The “V8’s ’til ’98” media-led consumer campaign functioned as a moral panic about whether or not automobilised Australian subjects would be able to perform a particular Australian (and masculine) form of processual production of and engagement with automobilised time-space. A properly processual conception of the subject is essential for appreciating the capacities for action afforded by linkages with socio-technical assemblages. I am attempting to isolate the subjective dimension of part of a process of what Whitehead calls ‘appetition’. It is a way of avoiding definitions of the ‘subject’ derived from structuralist concerns with identity. Brian Massumi’s work is similarly concerned with the processual dimension of experience. His description of ‘anticipation’ captures some sense of this subjective dimension of appetition:

Orders of substitution and superposition are orders of thought defined as the reality of an excess over the actual. This is clearest in the case of anticipation, which in a real and palpable way extends the actual moment beyond itself, superposing one moment upon the next, in a way that is not just thought but also bodily felt as a yearning, tending, or tropism. […] But the definition also applies to substitution […]. Substitutions are cases in a combinatoric (a system of “either-ors” sometimes conjoined as an “and”). Not all possible actions are present as perception to the same degree. All of the permutations composing the combinatoric are not actionably present to the same degree in every perception. (original italics, 2002: 91)
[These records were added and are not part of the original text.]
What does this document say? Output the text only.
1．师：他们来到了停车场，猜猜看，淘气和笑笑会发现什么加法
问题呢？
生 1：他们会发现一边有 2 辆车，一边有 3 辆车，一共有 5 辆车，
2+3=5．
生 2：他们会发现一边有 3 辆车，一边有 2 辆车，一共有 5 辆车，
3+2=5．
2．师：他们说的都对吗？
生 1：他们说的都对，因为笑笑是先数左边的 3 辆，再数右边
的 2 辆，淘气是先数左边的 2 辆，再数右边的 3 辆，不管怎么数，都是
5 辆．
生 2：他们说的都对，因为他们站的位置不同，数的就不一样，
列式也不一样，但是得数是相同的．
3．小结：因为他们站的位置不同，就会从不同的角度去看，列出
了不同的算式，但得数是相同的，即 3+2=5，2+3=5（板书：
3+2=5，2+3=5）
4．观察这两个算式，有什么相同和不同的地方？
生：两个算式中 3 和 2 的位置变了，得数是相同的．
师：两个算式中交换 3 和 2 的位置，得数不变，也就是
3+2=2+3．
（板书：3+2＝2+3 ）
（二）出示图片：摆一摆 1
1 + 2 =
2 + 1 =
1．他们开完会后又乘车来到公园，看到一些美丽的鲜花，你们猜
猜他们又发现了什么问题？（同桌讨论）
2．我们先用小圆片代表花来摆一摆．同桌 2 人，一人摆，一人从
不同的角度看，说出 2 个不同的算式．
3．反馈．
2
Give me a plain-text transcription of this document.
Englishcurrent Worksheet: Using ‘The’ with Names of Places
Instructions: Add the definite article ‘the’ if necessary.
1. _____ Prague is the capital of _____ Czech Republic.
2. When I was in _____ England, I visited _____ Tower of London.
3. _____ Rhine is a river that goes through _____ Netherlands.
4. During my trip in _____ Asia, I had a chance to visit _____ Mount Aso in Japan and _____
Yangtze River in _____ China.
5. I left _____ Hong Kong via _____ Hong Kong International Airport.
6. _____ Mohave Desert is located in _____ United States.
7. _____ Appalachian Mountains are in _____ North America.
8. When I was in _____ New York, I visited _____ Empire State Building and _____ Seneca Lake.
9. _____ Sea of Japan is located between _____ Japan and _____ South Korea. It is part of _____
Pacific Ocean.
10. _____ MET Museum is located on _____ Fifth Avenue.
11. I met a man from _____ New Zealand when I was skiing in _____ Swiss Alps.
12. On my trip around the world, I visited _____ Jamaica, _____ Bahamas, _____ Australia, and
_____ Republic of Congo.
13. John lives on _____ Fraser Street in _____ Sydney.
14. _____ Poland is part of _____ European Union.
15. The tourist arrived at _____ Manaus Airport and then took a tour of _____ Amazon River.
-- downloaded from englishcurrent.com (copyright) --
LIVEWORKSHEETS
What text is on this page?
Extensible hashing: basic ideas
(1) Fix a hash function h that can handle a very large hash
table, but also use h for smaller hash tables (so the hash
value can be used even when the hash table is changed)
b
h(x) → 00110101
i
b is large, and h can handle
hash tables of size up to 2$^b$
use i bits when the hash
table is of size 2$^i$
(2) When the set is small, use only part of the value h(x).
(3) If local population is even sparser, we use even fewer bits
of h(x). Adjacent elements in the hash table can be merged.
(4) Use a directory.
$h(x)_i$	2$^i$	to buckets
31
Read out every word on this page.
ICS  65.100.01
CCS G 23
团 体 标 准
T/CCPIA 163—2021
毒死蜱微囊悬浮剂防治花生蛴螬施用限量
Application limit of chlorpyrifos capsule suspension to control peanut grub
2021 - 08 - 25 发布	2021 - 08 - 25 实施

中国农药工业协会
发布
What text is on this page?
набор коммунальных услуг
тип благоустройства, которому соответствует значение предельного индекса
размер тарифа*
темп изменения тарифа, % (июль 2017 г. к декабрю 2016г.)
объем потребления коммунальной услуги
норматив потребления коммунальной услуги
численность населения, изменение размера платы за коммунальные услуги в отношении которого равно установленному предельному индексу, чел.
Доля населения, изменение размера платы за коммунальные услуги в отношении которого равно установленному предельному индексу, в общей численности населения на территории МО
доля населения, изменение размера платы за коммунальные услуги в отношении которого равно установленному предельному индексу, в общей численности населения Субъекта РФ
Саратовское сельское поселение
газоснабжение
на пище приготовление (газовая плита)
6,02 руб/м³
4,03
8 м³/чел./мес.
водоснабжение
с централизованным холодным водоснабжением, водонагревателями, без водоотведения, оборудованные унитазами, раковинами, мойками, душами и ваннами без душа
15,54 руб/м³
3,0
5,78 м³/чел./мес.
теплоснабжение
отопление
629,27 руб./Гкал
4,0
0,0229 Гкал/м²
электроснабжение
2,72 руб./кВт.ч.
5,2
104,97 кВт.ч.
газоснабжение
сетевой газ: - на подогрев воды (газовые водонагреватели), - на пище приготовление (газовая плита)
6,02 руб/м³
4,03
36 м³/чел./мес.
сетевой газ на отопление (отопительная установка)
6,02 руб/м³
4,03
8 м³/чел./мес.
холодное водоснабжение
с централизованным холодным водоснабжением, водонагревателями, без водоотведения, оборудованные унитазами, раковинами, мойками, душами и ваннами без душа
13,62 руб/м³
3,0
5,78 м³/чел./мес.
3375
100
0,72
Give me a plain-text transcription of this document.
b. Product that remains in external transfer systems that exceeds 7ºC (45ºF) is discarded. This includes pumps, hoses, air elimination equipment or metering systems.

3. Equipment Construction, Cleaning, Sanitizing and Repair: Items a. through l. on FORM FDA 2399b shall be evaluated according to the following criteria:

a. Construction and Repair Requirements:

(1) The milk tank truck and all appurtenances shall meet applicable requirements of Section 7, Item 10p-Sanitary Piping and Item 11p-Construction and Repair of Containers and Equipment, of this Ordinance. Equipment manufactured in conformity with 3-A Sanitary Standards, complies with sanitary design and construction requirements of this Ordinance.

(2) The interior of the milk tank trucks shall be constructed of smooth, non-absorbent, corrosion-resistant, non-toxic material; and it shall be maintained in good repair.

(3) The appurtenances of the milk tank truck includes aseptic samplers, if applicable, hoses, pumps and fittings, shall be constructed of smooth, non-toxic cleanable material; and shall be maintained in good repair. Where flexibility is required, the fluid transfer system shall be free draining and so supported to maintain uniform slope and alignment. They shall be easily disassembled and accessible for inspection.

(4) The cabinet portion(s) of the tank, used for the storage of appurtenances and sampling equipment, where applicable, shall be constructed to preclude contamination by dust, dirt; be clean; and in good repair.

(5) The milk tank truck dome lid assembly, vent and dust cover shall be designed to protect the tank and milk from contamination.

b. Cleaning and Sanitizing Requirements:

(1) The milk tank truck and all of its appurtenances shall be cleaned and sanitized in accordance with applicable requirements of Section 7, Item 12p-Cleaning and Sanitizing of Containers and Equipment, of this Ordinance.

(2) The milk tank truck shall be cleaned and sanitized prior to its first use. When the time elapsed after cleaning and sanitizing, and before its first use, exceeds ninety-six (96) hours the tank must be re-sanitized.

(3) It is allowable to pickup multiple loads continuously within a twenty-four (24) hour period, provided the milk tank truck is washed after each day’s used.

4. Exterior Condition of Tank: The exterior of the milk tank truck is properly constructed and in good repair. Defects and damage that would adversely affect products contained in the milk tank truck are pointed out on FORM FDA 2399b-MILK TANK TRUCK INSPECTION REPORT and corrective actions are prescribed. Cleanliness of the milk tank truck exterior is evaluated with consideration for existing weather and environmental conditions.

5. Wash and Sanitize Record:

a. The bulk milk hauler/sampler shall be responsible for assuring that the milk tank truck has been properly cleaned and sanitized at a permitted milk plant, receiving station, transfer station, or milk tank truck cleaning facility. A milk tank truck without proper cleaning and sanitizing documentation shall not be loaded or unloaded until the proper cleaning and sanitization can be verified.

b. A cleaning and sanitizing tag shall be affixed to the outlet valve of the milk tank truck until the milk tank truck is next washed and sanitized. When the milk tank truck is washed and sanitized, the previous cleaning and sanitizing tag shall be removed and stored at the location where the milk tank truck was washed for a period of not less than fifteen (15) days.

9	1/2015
Massumi is describing the relation between possible actions and the future as expressed within perception. The ‘possible’ is produced through perception as a dynamic infrastructure for immanent future action. The banal nationalism experienced on the road as part of the system of automobility is not only produced through explicit signifiers of nationhood (in Australia, this is exemplified by the Southern Cross stickers on the rear window of vehicles), but in the way the experience itself is produced as a processual relation by the socio-technical assemblage of (nominally) car, driver and road.

To invert the focus of Meaghan Morris’s analysis of the automobilised drama of Mad Max (in her “White Panic” essay, which used to be at the Sense of Cinema site, but is no longer there?), the event produced is not of the masculine violence of the car crash as a metonymic event of colonisation and the ‘white panic’ of occupying ‘the road’ as an existential horizon of national purification, rather the event produced is of a kind of mastery of ‘the road’ through the magnification of power afforded by the V8 engine. This event still demands a masculine violence, but of domination and competition articulated through a mastery of the flows of time and space within the system of automobility. The event of the crash is an exception within the differential repetition of this other far more common and banal event, which is the event of ‘traffic’. The panic around the possible withdrawal of the V8 from the Australian automotive market is a panic born of the consequential disenfranchising of Australian automotive subjects from being able to experience the processual dimension the Australian system of automobility.